Schartner’s emotional response to criticism at Exeter hearing
Wednesday evening, about 60 Exeter residents filed into an elementary school cafeteria for a public hearing on a new zoning amendment that would allow agricultural projects like Schartner’s to have a solar-powered energy system “by right” without going through a permit process.
But much of the discussion centered directly on Schartner and his project.
While several people, including a couple of fellow farmers, supported Schartner’s right to farm his land the way he sees fit and save it from development, most others found fault with the project or accused Schartner of keeping the town in the dark and skirting oversight.
“It’s very upsetting to see this thing going up without permitting from the town,” Council Vice President Michael A. Lefebvre told Schartner and his business associates. “Pushy, arrogant. It’s not the way you want to go about this. People are against it, in part, because of that. It’s disrespectful to the town and the people.”
For more than two hours, Schartner listened as he sat in the audience, tapping a set of plans against a thigh and staring at the floor.
Eventually he stood to reply. “I never meant to disrespect anybody. I was told I had the greenhouse as a right and didn’t need permitting.”

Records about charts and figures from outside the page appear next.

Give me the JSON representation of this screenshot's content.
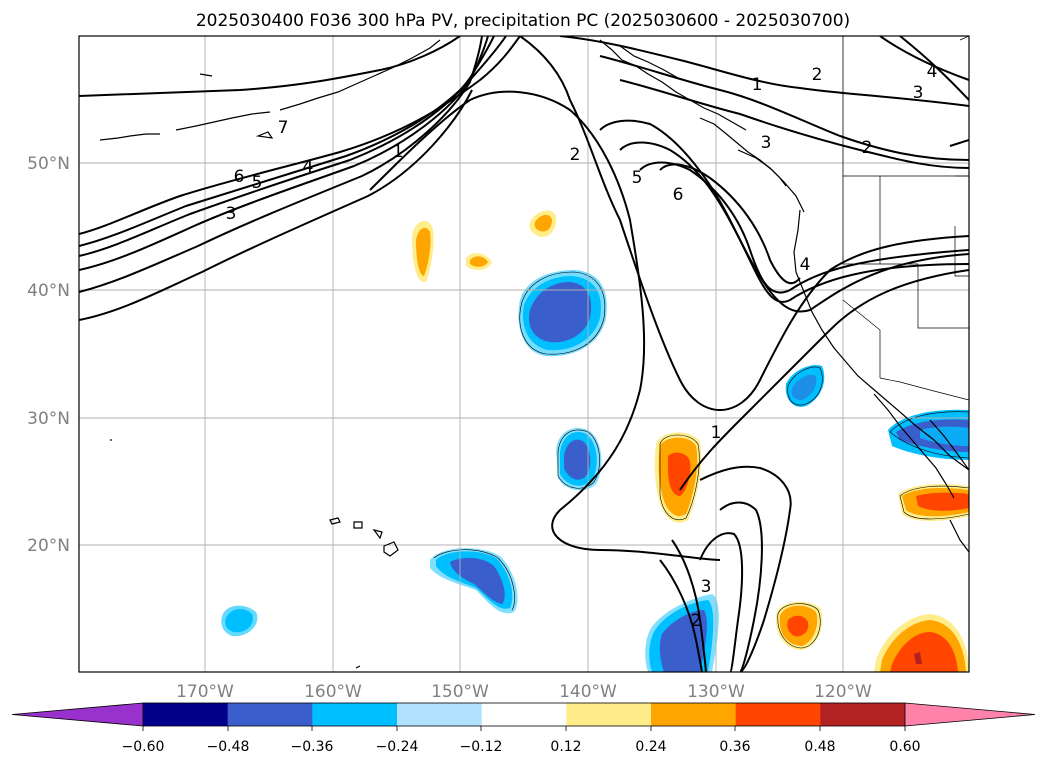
{
  "title": "2025030400 F036 300 hPa PV, precipitation PC (2025030600 - 2025030700)",
  "lat_labels": [
    "50°N",
    "40°N",
    "30°N",
    "20°N"
  ],
  "lon_labels": [
    "170°W",
    "160°W",
    "150°W",
    "140°W",
    "130°W",
    "120°W"
  ],
  "colorbar": {
    "labels": [
      "−0.60",
      "−0.48",
      "−0.36",
      "−0.24",
      "−0.12",
      "0.12",
      "0.24",
      "0.36",
      "0.48",
      "0.60"
    ],
    "colors": [
      "#9932cc",
      "#00008b",
      "#3a5fcd",
      "#00bfff",
      "#b0e2ff",
      "#ffffff",
      "#ffec8b",
      "#ffa500",
      "#ff4500",
      "#b22222",
      "#ff82ab"
    ]
  },
  "contour_labels": [
    "7",
    "6",
    "5",
    "4",
    "3",
    "1",
    "2",
    "5",
    "6",
    "1",
    "2",
    "3",
    "4",
    "2",
    "3",
    "4",
    "1",
    "3",
    "2"
  ],
  "colors": {
    "blue_strong": "#3a5fcd",
    "blue_mid": "#00bfff",
    "blue_light": "#b0e2ff",
    "orange_light": "#ffec8b",
    "orange_mid": "#ffa500",
    "orange_strong": "#ff4500"
  }
}
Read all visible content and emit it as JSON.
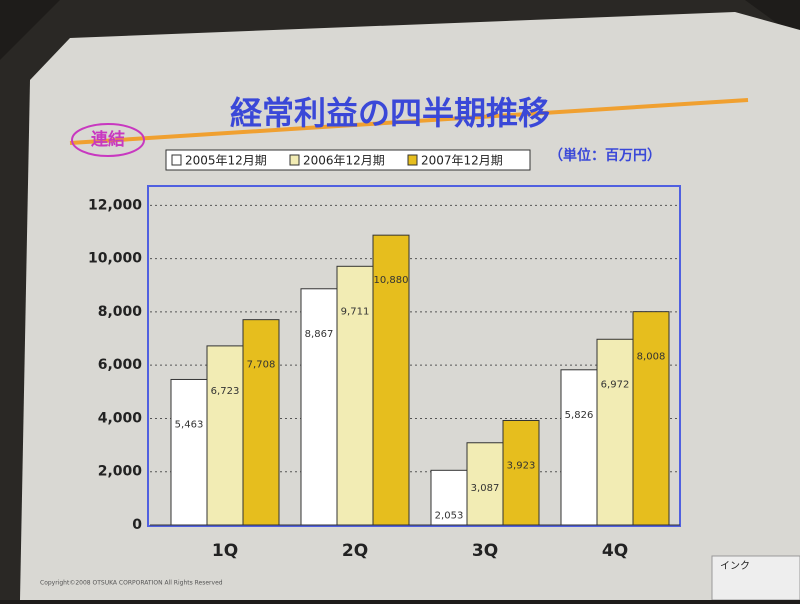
{
  "chart_data": {
    "type": "bar",
    "title": "経常利益の四半期推移",
    "annotations": [
      "連結",
      "（単位：百万円）",
      "Copyright©2008 OTSUKA CORPORATION All Rights Reserved",
      "インク"
    ],
    "categories": [
      "1Q",
      "2Q",
      "3Q",
      "4Q"
    ],
    "series": [
      {
        "name": "2005年12月期",
        "color": "#ffffff",
        "values": [
          5463,
          8867,
          2053,
          5826
        ],
        "value_labels": [
          "5,463",
          "8,867",
          "2,053",
          "5,826"
        ]
      },
      {
        "name": "2006年12月期",
        "color": "#f2ecb4",
        "values": [
          6723,
          9711,
          3087,
          6972
        ],
        "value_labels": [
          "6,723",
          "9,711",
          "3,087",
          "6,972"
        ]
      },
      {
        "name": "2007年12月期",
        "color": "#e6be1e",
        "values": [
          7708,
          10880,
          3923,
          8008
        ],
        "value_labels": [
          "7,708",
          "10,880",
          "3,923",
          "8,008"
        ]
      }
    ],
    "ylim": [
      0,
      12500
    ],
    "yticks": [
      0,
      {
        "value": 2000,
        "label": "2,000"
      },
      {
        "value": 4000,
        "label": "4,000"
      },
      {
        "value": 6000,
        "label": "6,000"
      },
      {
        "value": 8000,
        "label": "8,000"
      },
      {
        "value": 10000,
        "label": "10,000"
      },
      {
        "value": 12000,
        "label": "12,000"
      }
    ],
    "grid": true,
    "legend": "top"
  }
}
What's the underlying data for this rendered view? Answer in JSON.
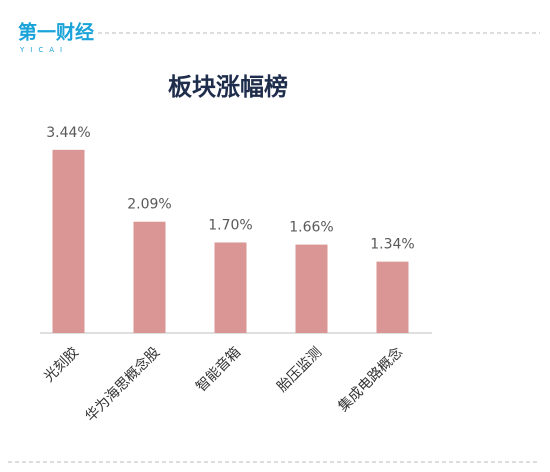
{
  "logo": "第一财经",
  "logo_sub": "YICAI",
  "chart_data": {
    "type": "bar",
    "title": "板块涨幅榜",
    "categories": [
      "光刻胶",
      "华为海思概念股",
      "智能音箱",
      "胎压监测",
      "集成电路概念"
    ],
    "values": [
      3.44,
      2.09,
      1.7,
      1.66,
      1.34
    ],
    "value_labels": [
      "3.44%",
      "2.09%",
      "1.70%",
      "1.66%",
      "1.34%"
    ],
    "color": "#d99694",
    "ylim": [
      0,
      4
    ]
  }
}
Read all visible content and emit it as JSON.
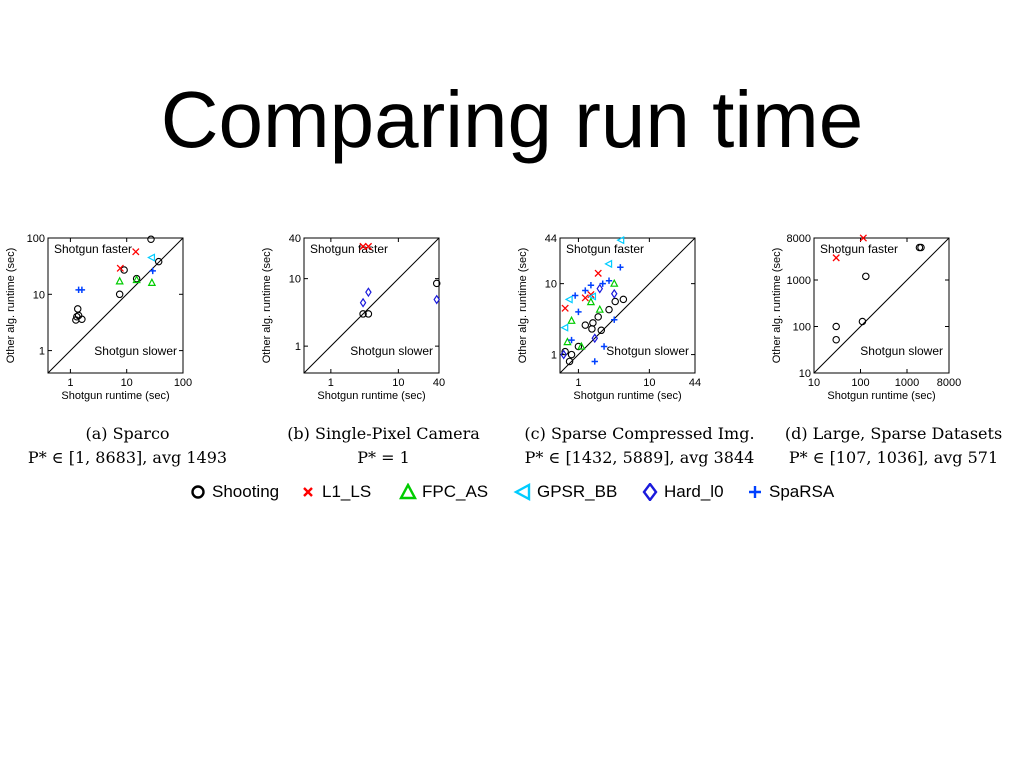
{
  "slide": {
    "title": "Comparing run time"
  },
  "colors": {
    "Shooting": "#000000",
    "L1_LS": "#ff0000",
    "FPC_AS": "#00cc00",
    "GPSR_BB": "#00ccff",
    "Hard_l0": "#1a1adc",
    "SpaRSA": "#0040ff"
  },
  "legend": [
    {
      "name": "Shooting",
      "marker": "circle"
    },
    {
      "name": "L1_LS",
      "marker": "x"
    },
    {
      "name": "FPC_AS",
      "marker": "triangle-up"
    },
    {
      "name": "GPSR_BB",
      "marker": "triangle-left"
    },
    {
      "name": "Hard_l0",
      "marker": "diamond"
    },
    {
      "name": "SpaRSA",
      "marker": "plus"
    }
  ],
  "chart_data": [
    {
      "type": "scatter",
      "caption": "(a) Sparco",
      "subcaption": "P* ∈ [1, 8683], avg 1493",
      "xlabel": "Shotgun runtime (sec)",
      "ylabel": "Other alg. runtime (sec)",
      "xscale": "log",
      "yscale": "log",
      "xlim": [
        0.4,
        100
      ],
      "ylim": [
        0.4,
        100
      ],
      "xticks": [
        1,
        10,
        100
      ],
      "xticklabels": [
        "1",
        "10",
        "100"
      ],
      "yticks": [
        1,
        10,
        100
      ],
      "yticklabels": [
        "1",
        "10",
        "100"
      ],
      "annotations": {
        "upper": "Shotgun faster",
        "lower": "Shotgun slower"
      },
      "diagonal": true,
      "series": [
        {
          "name": "Shooting",
          "marker": "circle",
          "points": [
            [
              1.35,
              5.5
            ],
            [
              1.3,
              4
            ],
            [
              1.4,
              4.2
            ],
            [
              1.6,
              3.6
            ],
            [
              1.25,
              3.5
            ],
            [
              9,
              27
            ],
            [
              7.5,
              10
            ],
            [
              15,
              19
            ],
            [
              27,
              95
            ],
            [
              37,
              38
            ]
          ]
        },
        {
          "name": "L1_LS",
          "marker": "x",
          "points": [
            [
              7.7,
              29
            ],
            [
              14.5,
              57
            ]
          ]
        },
        {
          "name": "FPC_AS",
          "marker": "triangle-up",
          "points": [
            [
              7.5,
              17
            ],
            [
              15,
              18
            ],
            [
              28,
              16
            ]
          ]
        },
        {
          "name": "GPSR_BB",
          "marker": "triangle-left",
          "points": [
            [
              28,
              45
            ]
          ]
        },
        {
          "name": "Hard_l0",
          "marker": "diamond",
          "points": []
        },
        {
          "name": "SpaRSA",
          "marker": "plus",
          "points": [
            [
              1.4,
              12
            ],
            [
              1.6,
              12
            ],
            [
              29,
              26
            ]
          ]
        }
      ]
    },
    {
      "type": "scatter",
      "caption": "(b) Single-Pixel Camera",
      "subcaption": "P* = 1",
      "xlabel": "Shotgun runtime (sec)",
      "ylabel": "Other alg. runtime (sec)",
      "xscale": "log",
      "yscale": "log",
      "xlim": [
        0.4,
        40
      ],
      "ylim": [
        0.4,
        40
      ],
      "xticks": [
        1,
        10,
        40
      ],
      "xticklabels": [
        "1",
        "10",
        "40"
      ],
      "yticks": [
        1,
        10,
        40
      ],
      "yticklabels": [
        "1",
        "10",
        "40"
      ],
      "annotations": {
        "upper": "Shotgun faster",
        "lower": "Shotgun slower"
      },
      "diagonal": true,
      "series": [
        {
          "name": "Shooting",
          "marker": "circle",
          "points": [
            [
              3,
              3
            ],
            [
              3.6,
              3
            ],
            [
              37,
              8.5
            ]
          ]
        },
        {
          "name": "L1_LS",
          "marker": "x",
          "points": [
            [
              3,
              30
            ],
            [
              3.6,
              30
            ]
          ]
        },
        {
          "name": "FPC_AS",
          "marker": "triangle-up",
          "points": []
        },
        {
          "name": "GPSR_BB",
          "marker": "triangle-left",
          "points": []
        },
        {
          "name": "Hard_l0",
          "marker": "diamond",
          "points": [
            [
              3,
              4.4
            ],
            [
              3.6,
              6.3
            ],
            [
              37,
              4.9
            ]
          ]
        },
        {
          "name": "SpaRSA",
          "marker": "plus",
          "points": []
        }
      ]
    },
    {
      "type": "scatter",
      "caption": "(c) Sparse Compressed Img.",
      "subcaption": "P* ∈ [1432, 5889], avg 3844",
      "xlabel": "Shotgun runtime (sec)",
      "ylabel": "Other alg. runtime (sec)",
      "xscale": "log",
      "yscale": "log",
      "xlim": [
        0.55,
        44
      ],
      "ylim": [
        0.55,
        44
      ],
      "xticks": [
        1,
        10,
        44
      ],
      "xticklabels": [
        "1",
        "10",
        "44"
      ],
      "yticks": [
        1,
        10,
        44
      ],
      "yticklabels": [
        "1",
        "10",
        "44"
      ],
      "annotations": {
        "upper": "Shotgun faster",
        "lower": "Shotgun slower"
      },
      "diagonal": true,
      "series": [
        {
          "name": "Shooting",
          "marker": "circle",
          "points": [
            [
              0.65,
              1.1
            ],
            [
              0.75,
              0.8
            ],
            [
              0.8,
              1
            ],
            [
              1,
              1.3
            ],
            [
              1.25,
              2.6
            ],
            [
              1.55,
              2.3
            ],
            [
              1.6,
              2.8
            ],
            [
              1.9,
              3.4
            ],
            [
              2.1,
              2.2
            ],
            [
              2.7,
              4.3
            ],
            [
              3.3,
              5.6
            ],
            [
              4.3,
              6
            ]
          ]
        },
        {
          "name": "L1_LS",
          "marker": "x",
          "points": [
            [
              0.65,
              4.5
            ],
            [
              1.25,
              6.3
            ],
            [
              1.9,
              14
            ],
            [
              1.5,
              7
            ]
          ]
        },
        {
          "name": "FPC_AS",
          "marker": "triangle-up",
          "points": [
            [
              0.7,
              1.5
            ],
            [
              0.8,
              3
            ],
            [
              1.5,
              5.5
            ],
            [
              2,
              4.3
            ],
            [
              3.2,
              10
            ],
            [
              1.1,
              1.3
            ]
          ]
        },
        {
          "name": "GPSR_BB",
          "marker": "triangle-left",
          "points": [
            [
              0.65,
              2.4
            ],
            [
              0.75,
              6
            ],
            [
              1.6,
              6.6
            ],
            [
              2.7,
              19
            ],
            [
              4,
              41
            ]
          ]
        },
        {
          "name": "Hard_l0",
          "marker": "diamond",
          "points": [
            [
              0.62,
              1
            ],
            [
              1.7,
              1.7
            ],
            [
              2,
              8.5
            ],
            [
              3.2,
              7.2
            ]
          ]
        },
        {
          "name": "SpaRSA",
          "marker": "plus",
          "points": [
            [
              0.8,
              1.6
            ],
            [
              1,
              4
            ],
            [
              0.9,
              6.8
            ],
            [
              1.25,
              8
            ],
            [
              1.5,
              9.5
            ],
            [
              2.2,
              10
            ],
            [
              2.7,
              11
            ],
            [
              3.9,
              17
            ],
            [
              1.7,
              0.8
            ],
            [
              2.3,
              1.3
            ],
            [
              3.2,
              3.1
            ]
          ]
        }
      ]
    },
    {
      "type": "scatter",
      "caption": "(d) Large, Sparse Datasets",
      "subcaption": "P* ∈ [107, 1036], avg 571",
      "xlabel": "Shotgun runtime (sec)",
      "ylabel": "Other alg. runtime (sec)",
      "xscale": "log",
      "yscale": "log",
      "xlim": [
        10,
        8000
      ],
      "ylim": [
        10,
        8000
      ],
      "xticks": [
        10,
        100,
        1000,
        8000
      ],
      "xticklabels": [
        "10",
        "100",
        "1000",
        "8000"
      ],
      "yticks": [
        10,
        100,
        1000,
        8000
      ],
      "yticklabels": [
        "10",
        "100",
        "1000",
        "8000"
      ],
      "annotations": {
        "upper": "Shotgun faster",
        "lower": "Shotgun slower"
      },
      "diagonal": true,
      "series": [
        {
          "name": "Shooting",
          "marker": "circle",
          "points": [
            [
              30,
              100
            ],
            [
              30,
              52
            ],
            [
              110,
              128
            ],
            [
              130,
              1200
            ],
            [
              1850,
              5000
            ],
            [
              2000,
              5000
            ]
          ]
        },
        {
          "name": "L1_LS",
          "marker": "x",
          "points": [
            [
              30,
              3000
            ],
            [
              115,
              8000
            ]
          ]
        },
        {
          "name": "FPC_AS",
          "marker": "triangle-up",
          "points": []
        },
        {
          "name": "GPSR_BB",
          "marker": "triangle-left",
          "points": []
        },
        {
          "name": "Hard_l0",
          "marker": "diamond",
          "points": []
        },
        {
          "name": "SpaRSA",
          "marker": "plus",
          "points": []
        }
      ]
    }
  ]
}
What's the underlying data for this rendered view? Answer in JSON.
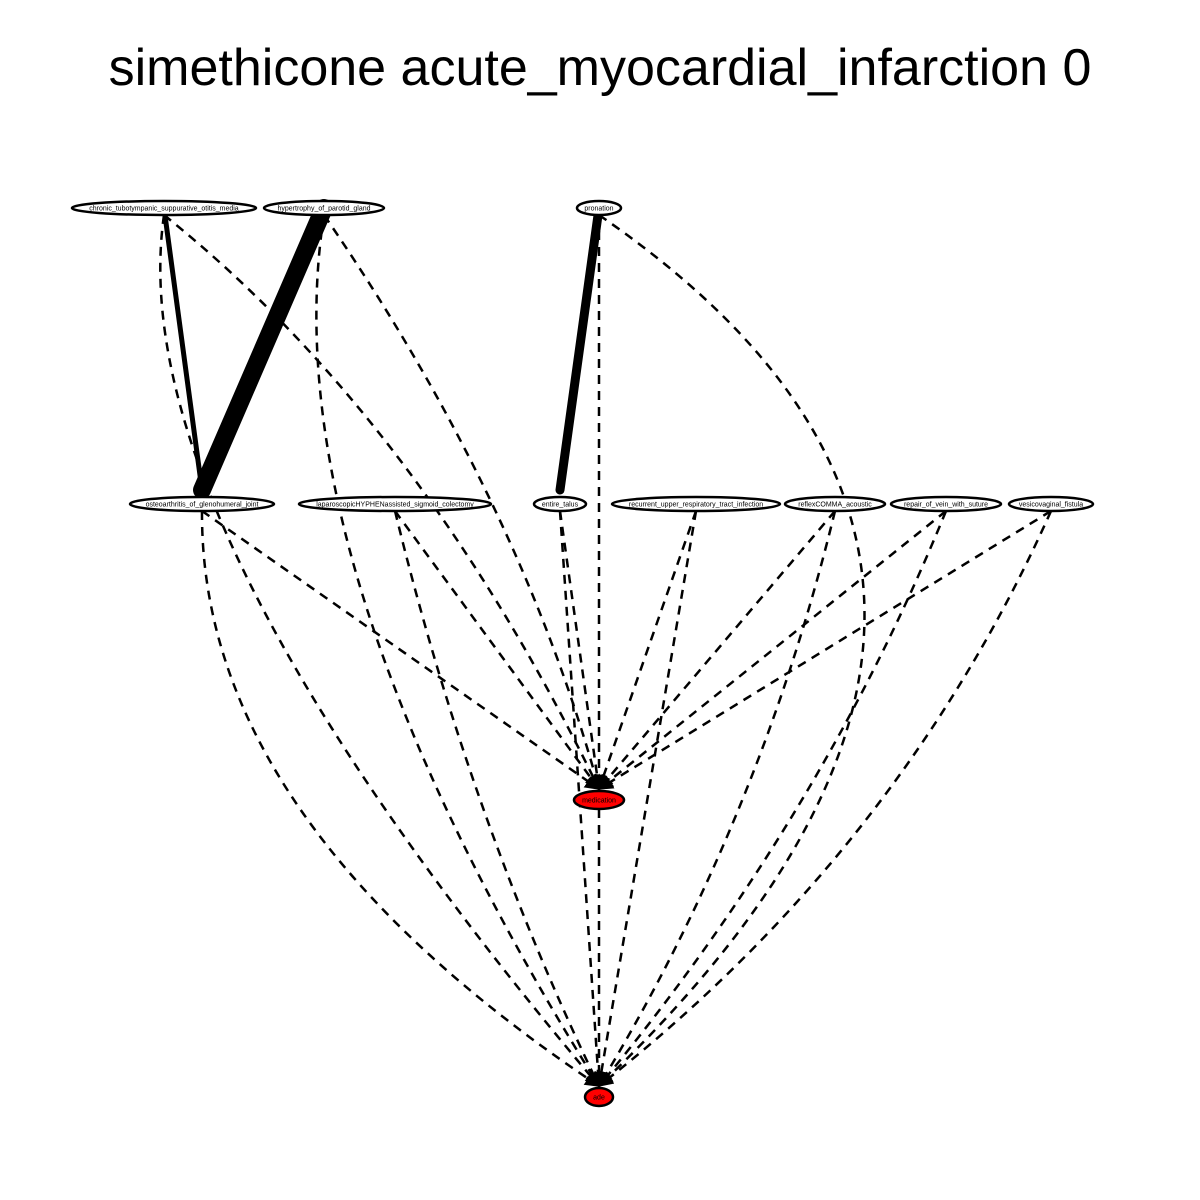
{
  "title": "simethicone acute_myocardial_infarction 0",
  "colors": {
    "background": "#ffffff",
    "edge": "#000000",
    "node_fill": "#ffffff",
    "target_fill": "#ff0000"
  },
  "nodes": [
    {
      "id": "n1",
      "label": "chronic_tubotympanic_suppurative_otitis_media",
      "fill": "white"
    },
    {
      "id": "n2",
      "label": "hypertrophy_of_parotid_gland",
      "fill": "white"
    },
    {
      "id": "n3",
      "label": "pronation",
      "fill": "white"
    },
    {
      "id": "n4",
      "label": "osteoarthritis_of_glenohumeral_joint",
      "fill": "white"
    },
    {
      "id": "n5",
      "label": "laparoscopicHYPHENassisted_sigmoid_colectomy",
      "fill": "white"
    },
    {
      "id": "n6",
      "label": "entire_talus",
      "fill": "white"
    },
    {
      "id": "n7",
      "label": "recurrent_upper_respiratory_tract_infection",
      "fill": "white"
    },
    {
      "id": "n8",
      "label": "reflexCOMMA_acoustic",
      "fill": "white"
    },
    {
      "id": "n9",
      "label": "repair_of_vein_with_suture",
      "fill": "white"
    },
    {
      "id": "n10",
      "label": "vesicovaginal_fistula",
      "fill": "white"
    },
    {
      "id": "med",
      "label": "medication",
      "fill": "red"
    },
    {
      "id": "ade",
      "label": "ade",
      "fill": "red"
    }
  ],
  "edges": [
    {
      "from": "n1",
      "to": "n4",
      "style": "solid",
      "weight": 1
    },
    {
      "from": "n2",
      "to": "n4",
      "style": "solid",
      "weight": 4
    },
    {
      "from": "n3",
      "to": "n6",
      "style": "solid",
      "weight": 2
    },
    {
      "from": "n1",
      "to": "med",
      "style": "dashed"
    },
    {
      "from": "n1",
      "to": "ade",
      "style": "dashed"
    },
    {
      "from": "n2",
      "to": "med",
      "style": "dashed"
    },
    {
      "from": "n2",
      "to": "ade",
      "style": "dashed"
    },
    {
      "from": "n3",
      "to": "med",
      "style": "dashed"
    },
    {
      "from": "n3",
      "to": "ade",
      "style": "dashed"
    },
    {
      "from": "n4",
      "to": "med",
      "style": "dashed"
    },
    {
      "from": "n4",
      "to": "ade",
      "style": "dashed"
    },
    {
      "from": "n5",
      "to": "med",
      "style": "dashed"
    },
    {
      "from": "n5",
      "to": "ade",
      "style": "dashed"
    },
    {
      "from": "n6",
      "to": "med",
      "style": "dashed"
    },
    {
      "from": "n6",
      "to": "ade",
      "style": "dashed"
    },
    {
      "from": "n7",
      "to": "med",
      "style": "dashed"
    },
    {
      "from": "n7",
      "to": "ade",
      "style": "dashed"
    },
    {
      "from": "n8",
      "to": "med",
      "style": "dashed"
    },
    {
      "from": "n8",
      "to": "ade",
      "style": "dashed"
    },
    {
      "from": "n9",
      "to": "med",
      "style": "dashed"
    },
    {
      "from": "n9",
      "to": "ade",
      "style": "dashed"
    },
    {
      "from": "n10",
      "to": "med",
      "style": "dashed"
    },
    {
      "from": "n10",
      "to": "ade",
      "style": "dashed"
    },
    {
      "from": "med",
      "to": "ade",
      "style": "dashed"
    }
  ]
}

As he spoke, emotion seeped into his voice. “I want everyone to understand. I’m trying to save my farm. It’s a Hail Mary. And this opportunity is essential.”
Schartner said he broke ground on the greenhouse when he did, in June, because the pandemic was jeopardizing material deliveries and jacking up costs.
“The damn steel is going to be three times …” He paused. “It’s going to blow the whole thing out.”
After several minutes of his fragmented explanation, council member Francis T. Maher Jr. suggested Schartner take a break and have a sip of water.
In the end, the council unanimously denied the proposed zoning ordinance, noting that the language was far too ambiguous.
“It needs a lot of work.” said Council President Daniel W. Patterson.
Afterward, Schartner agreed with the outcome. Perhaps, he said, a better proposal could be worked out now with planning officials.